Alla follia delle mamme severissime ed esigentissime in stile cinese, ben rappresentate da Amy Chua con il suo libro “Il ruggito della mamma tigre”, si contrappone ora un papà panda di nome Alan Paul, americano arrivato al seguito della moglie in Cina, dove si è preso cura dei tre figli, che all’epoca avevano 2, 4 e 7 anni. Giornalista freelance, ha vissuto con la famiglia 3 anni e mezzo a Pechino e ora è tornato a vivere in New Jersey.
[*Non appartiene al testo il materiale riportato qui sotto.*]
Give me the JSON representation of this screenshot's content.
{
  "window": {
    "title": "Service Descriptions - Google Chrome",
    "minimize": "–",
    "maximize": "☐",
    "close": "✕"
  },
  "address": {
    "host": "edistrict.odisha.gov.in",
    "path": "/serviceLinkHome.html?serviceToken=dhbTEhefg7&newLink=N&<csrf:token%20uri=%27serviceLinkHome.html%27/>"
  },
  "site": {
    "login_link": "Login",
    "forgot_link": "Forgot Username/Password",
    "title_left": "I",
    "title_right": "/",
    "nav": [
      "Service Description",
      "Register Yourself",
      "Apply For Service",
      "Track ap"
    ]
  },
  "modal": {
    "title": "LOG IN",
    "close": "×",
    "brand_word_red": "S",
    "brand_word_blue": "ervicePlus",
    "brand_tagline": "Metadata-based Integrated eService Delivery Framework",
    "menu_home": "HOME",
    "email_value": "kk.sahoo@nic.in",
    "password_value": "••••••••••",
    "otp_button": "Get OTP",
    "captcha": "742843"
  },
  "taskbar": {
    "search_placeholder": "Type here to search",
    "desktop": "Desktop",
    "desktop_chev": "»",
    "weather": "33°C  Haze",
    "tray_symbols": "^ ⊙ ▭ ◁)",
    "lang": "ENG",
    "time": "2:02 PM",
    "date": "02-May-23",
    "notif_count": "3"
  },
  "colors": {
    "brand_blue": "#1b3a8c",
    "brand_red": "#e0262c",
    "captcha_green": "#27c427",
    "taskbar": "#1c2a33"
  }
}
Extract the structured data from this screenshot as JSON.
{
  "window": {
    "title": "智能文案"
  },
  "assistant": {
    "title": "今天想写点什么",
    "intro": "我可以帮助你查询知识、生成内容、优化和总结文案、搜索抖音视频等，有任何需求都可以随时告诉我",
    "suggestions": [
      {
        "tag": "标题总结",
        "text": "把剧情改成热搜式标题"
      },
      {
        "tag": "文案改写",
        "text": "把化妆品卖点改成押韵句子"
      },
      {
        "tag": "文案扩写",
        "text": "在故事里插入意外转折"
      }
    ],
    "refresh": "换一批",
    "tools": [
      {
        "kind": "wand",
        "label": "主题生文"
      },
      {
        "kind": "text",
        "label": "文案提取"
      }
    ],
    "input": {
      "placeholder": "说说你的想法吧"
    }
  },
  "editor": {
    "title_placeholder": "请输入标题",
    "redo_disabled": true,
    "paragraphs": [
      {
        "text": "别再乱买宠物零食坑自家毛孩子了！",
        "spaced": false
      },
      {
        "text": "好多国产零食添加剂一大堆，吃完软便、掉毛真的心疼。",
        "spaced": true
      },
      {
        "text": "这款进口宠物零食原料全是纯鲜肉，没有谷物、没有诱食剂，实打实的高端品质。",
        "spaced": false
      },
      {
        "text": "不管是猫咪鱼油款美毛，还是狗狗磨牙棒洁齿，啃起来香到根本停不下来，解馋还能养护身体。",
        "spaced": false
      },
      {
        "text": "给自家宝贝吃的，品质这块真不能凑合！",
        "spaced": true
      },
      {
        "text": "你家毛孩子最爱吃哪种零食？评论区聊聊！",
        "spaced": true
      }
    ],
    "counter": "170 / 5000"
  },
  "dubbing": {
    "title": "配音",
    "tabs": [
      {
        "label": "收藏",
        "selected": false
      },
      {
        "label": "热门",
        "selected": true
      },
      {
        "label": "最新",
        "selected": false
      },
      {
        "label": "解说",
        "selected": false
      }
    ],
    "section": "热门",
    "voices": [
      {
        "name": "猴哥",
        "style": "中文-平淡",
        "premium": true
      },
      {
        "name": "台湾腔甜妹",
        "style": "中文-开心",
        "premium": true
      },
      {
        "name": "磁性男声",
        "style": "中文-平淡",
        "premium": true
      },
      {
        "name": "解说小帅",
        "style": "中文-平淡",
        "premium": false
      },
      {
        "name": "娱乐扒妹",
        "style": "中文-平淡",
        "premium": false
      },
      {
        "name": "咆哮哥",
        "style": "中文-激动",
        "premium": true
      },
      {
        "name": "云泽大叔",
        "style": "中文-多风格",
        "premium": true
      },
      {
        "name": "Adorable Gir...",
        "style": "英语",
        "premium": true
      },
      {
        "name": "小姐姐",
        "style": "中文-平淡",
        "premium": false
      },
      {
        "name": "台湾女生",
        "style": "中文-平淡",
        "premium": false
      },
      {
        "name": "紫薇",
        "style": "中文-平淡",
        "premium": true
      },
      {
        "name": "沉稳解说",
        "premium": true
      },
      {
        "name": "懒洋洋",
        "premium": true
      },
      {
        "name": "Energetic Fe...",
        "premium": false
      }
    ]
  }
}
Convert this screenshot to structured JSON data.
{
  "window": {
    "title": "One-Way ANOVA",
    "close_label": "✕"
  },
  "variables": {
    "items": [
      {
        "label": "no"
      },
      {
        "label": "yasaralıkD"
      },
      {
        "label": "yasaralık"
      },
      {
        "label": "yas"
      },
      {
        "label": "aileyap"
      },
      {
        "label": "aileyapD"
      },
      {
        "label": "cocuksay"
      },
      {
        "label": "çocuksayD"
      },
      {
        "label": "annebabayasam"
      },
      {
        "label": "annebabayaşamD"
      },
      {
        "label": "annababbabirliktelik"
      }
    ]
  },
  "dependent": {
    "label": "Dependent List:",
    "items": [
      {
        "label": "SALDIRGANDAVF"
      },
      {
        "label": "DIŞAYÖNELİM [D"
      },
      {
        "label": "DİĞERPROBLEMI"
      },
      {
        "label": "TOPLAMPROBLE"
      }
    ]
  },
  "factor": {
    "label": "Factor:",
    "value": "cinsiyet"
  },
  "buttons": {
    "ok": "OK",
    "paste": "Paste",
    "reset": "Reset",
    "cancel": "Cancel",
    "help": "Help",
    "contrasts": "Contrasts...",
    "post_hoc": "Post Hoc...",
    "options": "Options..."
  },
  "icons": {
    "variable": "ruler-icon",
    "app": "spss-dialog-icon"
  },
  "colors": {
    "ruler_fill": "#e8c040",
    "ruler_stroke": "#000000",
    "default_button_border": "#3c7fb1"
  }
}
Sul Wall Street Journal il giornalista ha dichiarato di nutrire “una forte avversione per l’educazione in stile Tigre”. E in un suo libro di recente pubblicazione, “Big in China“, ha rielaborato i blog e le rubriche che teneva mentre era a Pechino, raccontando la sua avventura di padre a tempo pieno.

La sua prospettiva sulla vita e sull’educazione è molto interessante: inutile è infatti secondo lui rincorrere la perfezione come la mamma tigre Amy Chua, poiché quello che conta è “crescere figli indipendenti, competenti, sicuri di sè“, capaci di navigare in mezzo al “caos controllato” che è la vita, di assumersi le proprie responsabilità, senza “aspettarsi che le cose risultino perfette”.

L’idea della vita come caos controllato mi è piaciuta molto, e mi sono – inutile dirlo – appassionata del papà panda Alan Paul. Il suo libro non avrà forse lo stesso successo di quello della mamma tigre, però i diritti cinematografici sono già stati acquistati, e  io spero vivamente che anche questo contribuisca a far prevalere, persino in Cina, la prospettiva del panda rispetto a quella della tigre.